We extend our investigation of backgrounds to new physics signals, following CMS's data-driven search for supersymmetry at the LHC. The aim is to use different sets of cuts in gamma + 3-jet production to predict the irreducible Z + 3-jet background (with the Z boson decaying to neutrinos) to searches with missing transverse energy + 3-jet signal topologies. We compute ratios of Z + 3-jet to gamma + 3-jet production cross sections and kinematic distributions at next-to-leading order (NLO) in alpha_s. We compare these ratios with those obtained using a parton shower matched to leading-order matrix elements (ME+PS). This study extends our previous work [arXiv:1106.1423 [hep-ph]] on the Z + 2-jet to gamma + 2-jet ratio. We find excellent agreement with the ratio determined from the earlier NLO results involving two instead of three jets, and agreement to within 10% between the NLO and ME+PS results for the ratios. We also examine the possibility of large QCD logarithms in these processes. Ratios of Z + n-jet to gamma + n-jet cross sections are plausibly less sensitive to such corrections than the cross sections themselves. Their effect on estimates of Z + 3-jet to gamma + 3-jet ratios can be assessed experimentally by measuring the gamma + 3-jet to gamma + 2-jet production ratio in search regions. We partially address the question of potentially large electroweak logarithms by computing the real-emission part of the electroweak corrections to the ratio using ME+PS, and find that it is 1% or less. Our estimate of the remaining theoretical uncertainties in the Z to gamma ratio is in agreement with our earlier study.

Figures (4)

• Figure 1: Squark pair production illustrates a new-physics process with the signature of three jets plus MET. Here each squark decays to a quark and the lightest neutralino; the escaping neutralinos generate the missing transverse energy.

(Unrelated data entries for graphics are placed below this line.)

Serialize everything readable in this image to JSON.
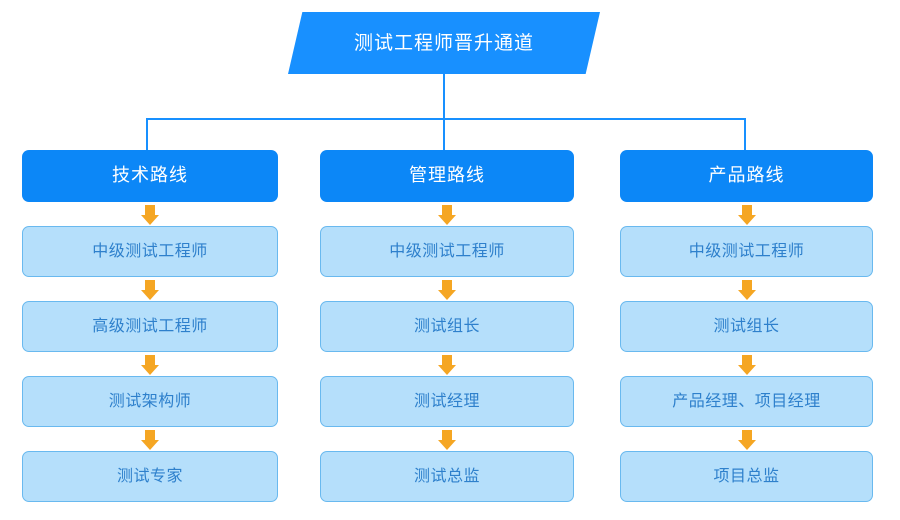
{
  "banner": {
    "label": "测试工程师晋升通道"
  },
  "connector": {
    "color": "#1890ff"
  },
  "colors": {
    "banner_fill": "#1890ff",
    "header_fill": "#0c87f7",
    "header_text": "#ffffff",
    "step_fill": "#b5dffb",
    "step_border": "#69b9ef",
    "step_text": "#2e80cc",
    "arrow": "#f5a623",
    "background": "#ffffff"
  },
  "columns": [
    {
      "header": "技术路线",
      "steps": [
        "中级测试工程师",
        "高级测试工程师",
        "测试架构师",
        "测试专家"
      ]
    },
    {
      "header": "管理路线",
      "steps": [
        "中级测试工程师",
        "测试组长",
        "测试经理",
        "测试总监"
      ]
    },
    {
      "header": "产品路线",
      "steps": [
        "中级测试工程师",
        "测试组长",
        "产品经理、项目经理",
        "项目总监"
      ]
    }
  ]
}
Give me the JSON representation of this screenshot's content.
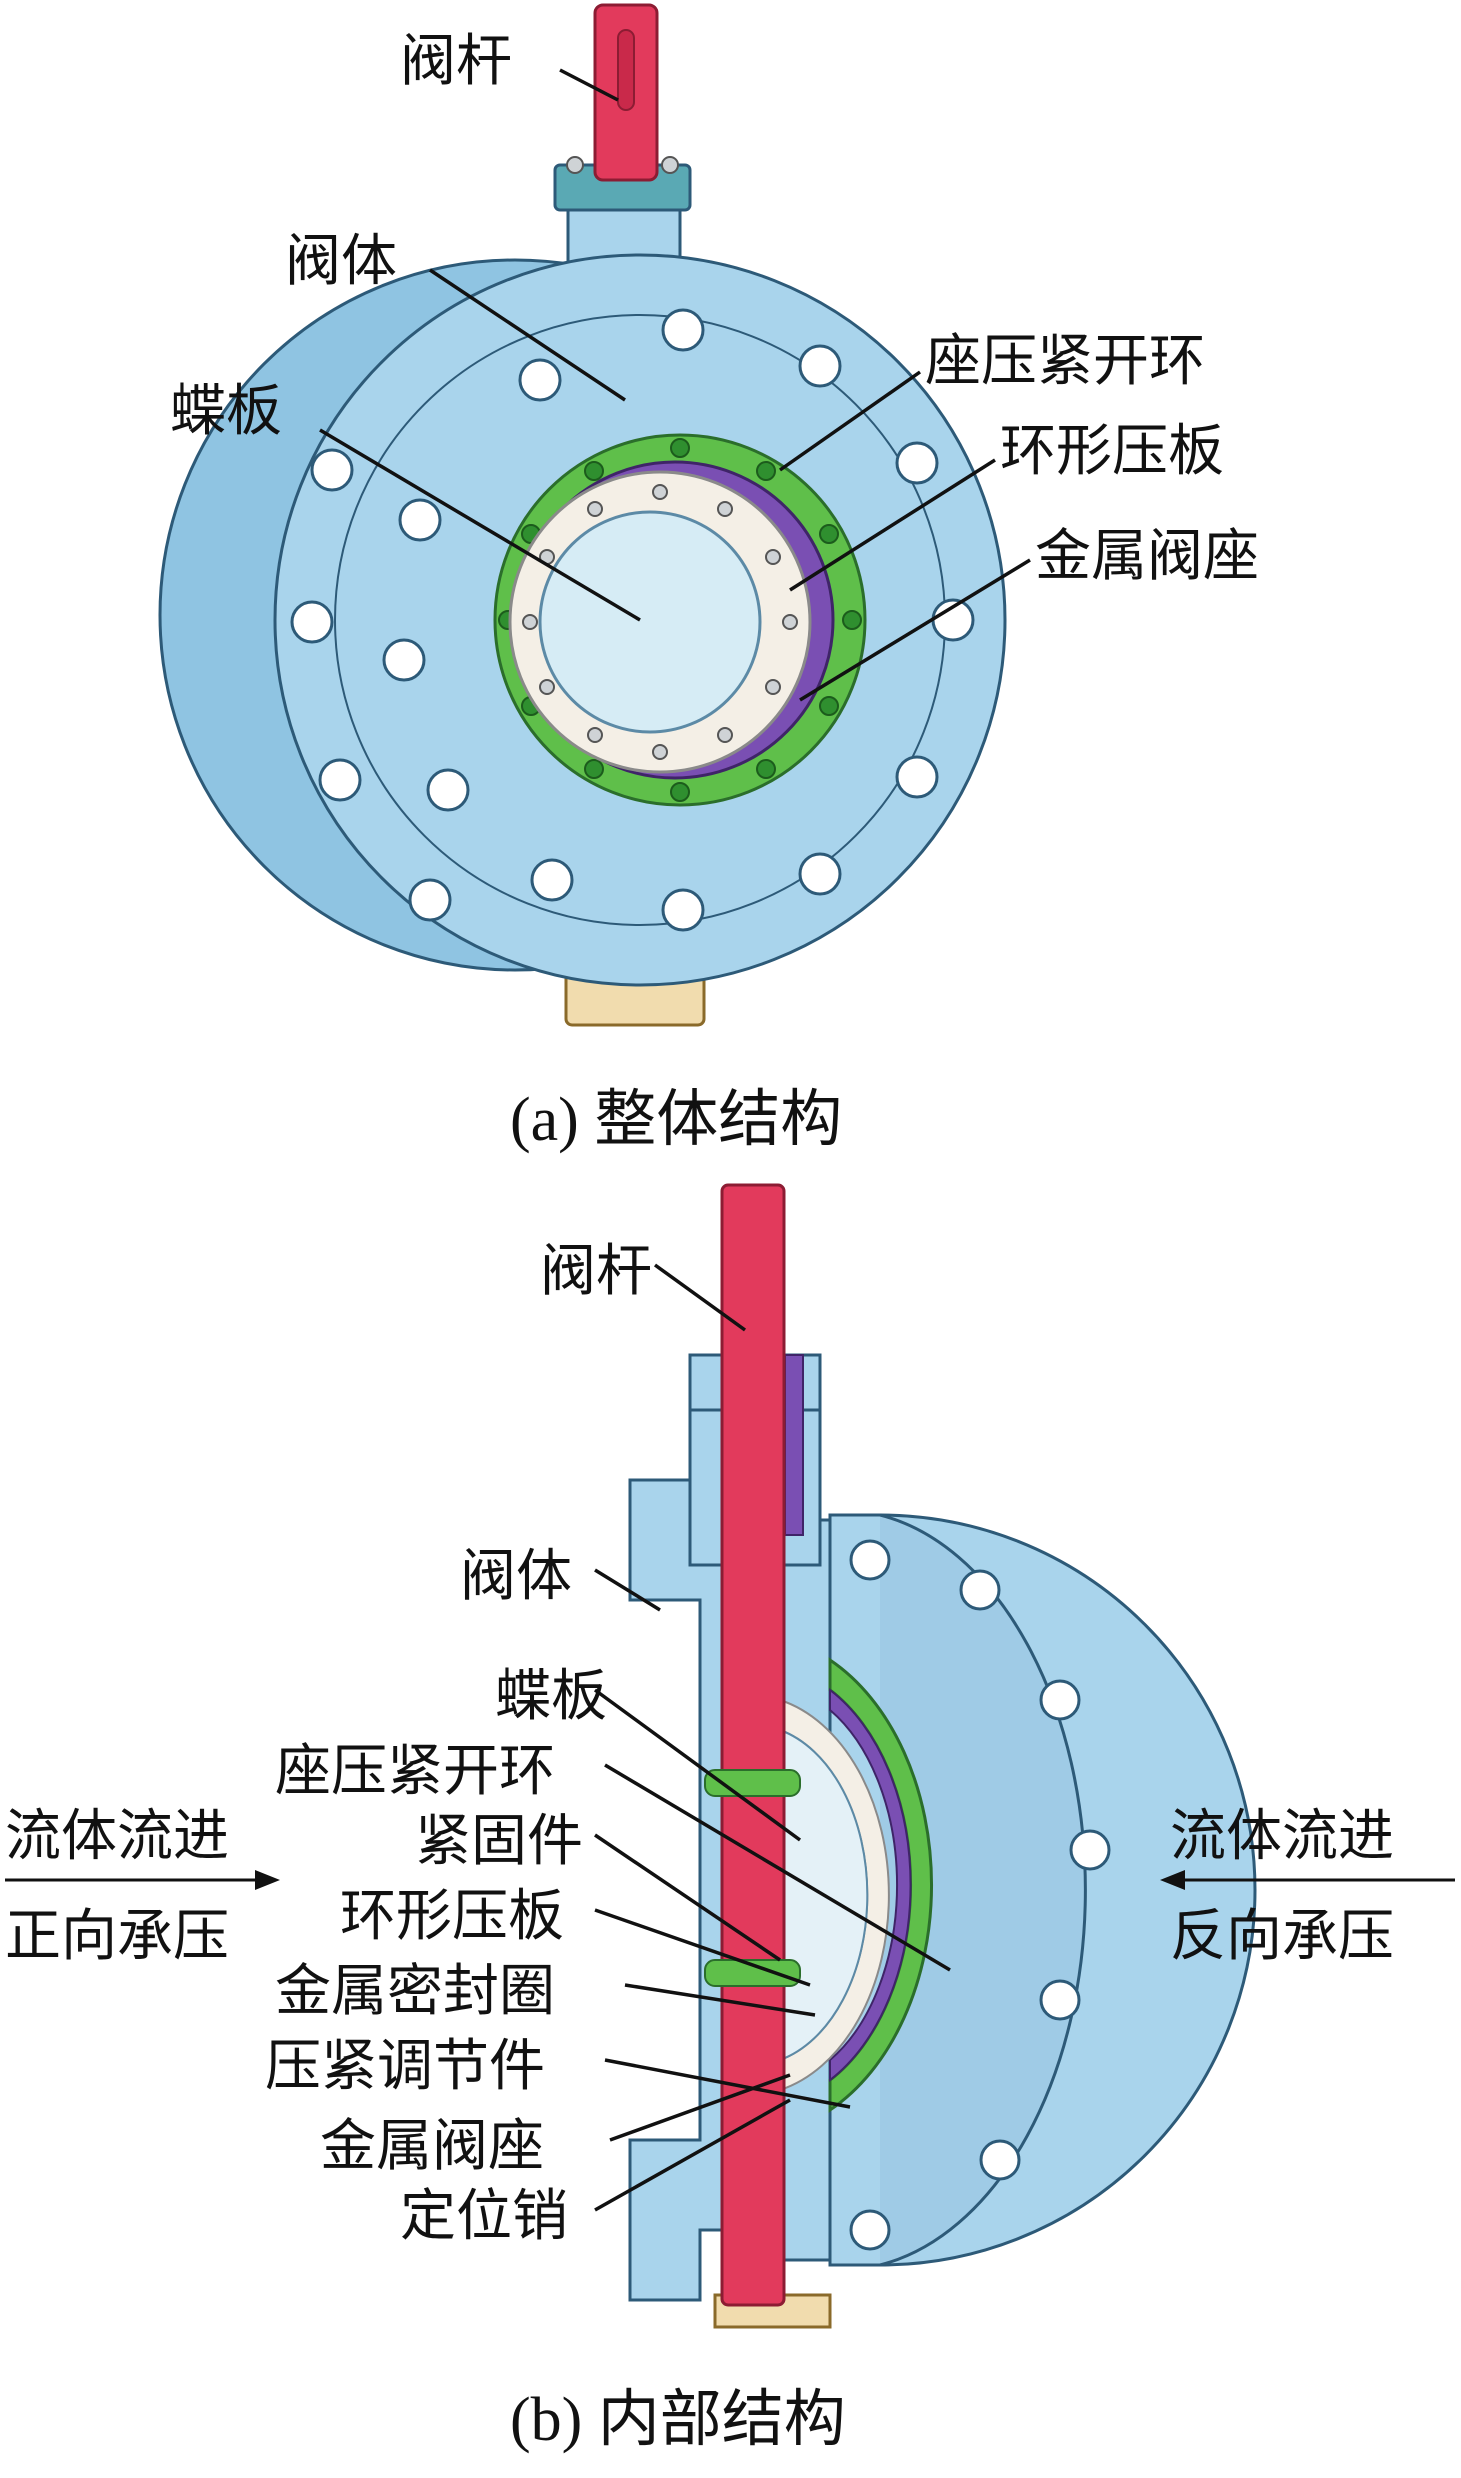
{
  "figure_a": {
    "caption": "(a)  整体结构",
    "labels": {
      "stem": "阀杆",
      "body": "阀体",
      "disc": "蝶板",
      "seat_split_ring": "座压紧开环",
      "ring_plate": "环形压板",
      "metal_seat": "金属阀座"
    }
  },
  "figure_b": {
    "caption": "(b)  内部结构",
    "labels": {
      "stem": "阀杆",
      "body": "阀体",
      "disc": "蝶板",
      "seat_split_ring": "座压紧开环",
      "fastener": "紧固件",
      "ring_plate": "环形压板",
      "metal_seal_ring": "金属密封圈",
      "adjuster": "压紧调节件",
      "metal_seat": "金属阀座",
      "locating_pin": "定位销"
    },
    "flow_left": {
      "line1": "流体流进",
      "line2": "正向承压"
    },
    "flow_right": {
      "line1": "流体流进",
      "line2": "反向承压"
    }
  },
  "colors": {
    "body_blue": "#a9d4ec",
    "body_edge": "#2d5a78",
    "stem_red": "#e23a5c",
    "ring_green": "#5fbf4a",
    "seat_purple": "#7a4fb3",
    "disc_face": "#d6ecf5",
    "plate_white": "#f4efe6",
    "base_tan": "#f1dcae"
  }
}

• Figure 2: Sample virtual diagrams needed for (a) $pp \rightarrow Z(\rightarrow \nu\bar{\nu})+3$-jet production and for (b) $pp \rightarrow \gamma+3$-jet production.
• Figure 3: ptThe $Z\,\!+\,3$-jet to $Z\,\!+\,2$-jet ratio as a function of $H_T^{\rm jet}$ and $H_T^{\rm jet}-|\textrm{MET}|$. The solid line shows where the ratio is roughly 0.5.
• Figure 4: The $H_T^{\rm jet}$ distribution for the ratio of $Z\,\!+\,3$-jet to $\gamma\,\!+\,3$-jet production for the different sets. We omit Sets 2 and 6, as these plots are subsets of those for Sets 3 and 4 respectively.